Guru seharusnya menjalin komunikasi yang efektif dengan siswa dan mengenali potensi
dan bakat siswa serta memeberikan kebebasan dan penghargaan dalam berkreasi.
Menerapkan hukuman yang logis bagi setiap kesalahan siswa, sehingga dapat mencegah
pemberian hukuman yang berlebihan atau tidak rasional.
Sekolah memebekali guru dengan pengetahuan dan pengalaman baru untuk
mengembangkan kreatifitas guru. Penting juga untuk membekali guru dengan ilmu psikologi
dan sosiologi agar guru mampu memahami dinamika perkembangan kejiwaan siswa.
Bimbingan konseling bagi siswa dan guru, agar dapat mengetahui masalh-masalh yang
dihadapi siswa dan guru secara dini.
Menangani dan segera menindaklanjuti kekerasan yang dialami pelajar.
b.
Bagi Orang tua
Menjalin komunikasi yang efektif kepada anak, agar anak bersedia menceritakan segala
hal yang dialaminya di luar rumah kepada orang tua. Sehingga dapat dengan mudah
diketahui bila terdapat masalah yang sedang dihadapai anak.
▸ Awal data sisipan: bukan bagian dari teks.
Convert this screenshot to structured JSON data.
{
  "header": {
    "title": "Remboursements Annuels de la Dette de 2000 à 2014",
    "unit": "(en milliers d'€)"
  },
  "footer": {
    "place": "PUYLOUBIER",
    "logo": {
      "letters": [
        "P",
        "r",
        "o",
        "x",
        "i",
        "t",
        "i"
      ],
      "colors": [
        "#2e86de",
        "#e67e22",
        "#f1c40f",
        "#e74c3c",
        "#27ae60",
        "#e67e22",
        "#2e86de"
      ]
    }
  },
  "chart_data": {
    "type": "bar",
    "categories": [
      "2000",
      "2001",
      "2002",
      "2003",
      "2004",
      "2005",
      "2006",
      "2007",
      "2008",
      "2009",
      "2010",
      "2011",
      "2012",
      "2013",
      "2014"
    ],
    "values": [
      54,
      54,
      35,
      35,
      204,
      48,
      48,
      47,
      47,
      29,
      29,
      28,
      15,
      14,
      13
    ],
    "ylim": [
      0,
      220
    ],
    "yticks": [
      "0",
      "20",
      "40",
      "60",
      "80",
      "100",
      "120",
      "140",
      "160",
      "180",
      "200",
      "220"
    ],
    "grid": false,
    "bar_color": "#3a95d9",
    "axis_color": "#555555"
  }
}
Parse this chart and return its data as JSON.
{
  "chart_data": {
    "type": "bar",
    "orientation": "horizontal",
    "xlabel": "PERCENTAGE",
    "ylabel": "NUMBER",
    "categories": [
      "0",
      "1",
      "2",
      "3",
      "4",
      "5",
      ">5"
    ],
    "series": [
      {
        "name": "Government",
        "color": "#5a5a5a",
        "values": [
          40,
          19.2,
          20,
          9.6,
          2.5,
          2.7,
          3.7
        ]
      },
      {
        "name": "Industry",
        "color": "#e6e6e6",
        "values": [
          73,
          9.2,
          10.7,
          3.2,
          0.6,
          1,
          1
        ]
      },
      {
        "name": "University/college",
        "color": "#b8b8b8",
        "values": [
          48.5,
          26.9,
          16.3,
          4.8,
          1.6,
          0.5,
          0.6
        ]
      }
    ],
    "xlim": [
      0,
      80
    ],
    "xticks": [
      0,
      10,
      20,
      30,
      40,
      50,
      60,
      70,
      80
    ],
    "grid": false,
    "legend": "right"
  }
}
Menjalin komunikasi yang efektif dengan pihak sekolah dan lingkungan pergaulan anak.
Orang tua menerapkan pola asuh yang lebih banyak memberikan dukungan daripada
hukuman. Agar anak memiliki tanggung jawab secara sosial.
Mengatur tayangan telivisi yang ditonton oleh anak, dan menghindari tayangan yang
mengandung unsur kekerasan.
Mencari solusi atau penyelesaian setiap masalah dan konflik yang ada dan tidak
membiarkannya berlarut-larut agar tidak menguras energi fisik dan psikis.
Meminta bantuan pihak profesional jika persoalan dalam rumah tangga sudah berlarut-
c.
larut dan tidak ditemukan jalan keluarnya sehingga mengganggu kehidupan mereka seharihari
Bagi pelajar yang mengalami kekerasan
Menjalin komunikasi yang efektif dengan orang tua, guru atau orang dipercaya. Sehingga
dapat segera sharing saat mengalami kekerasan dan bisa mendapatkan pertolongan segera untuk
pemulihan kondisi fisik dan psikisnya.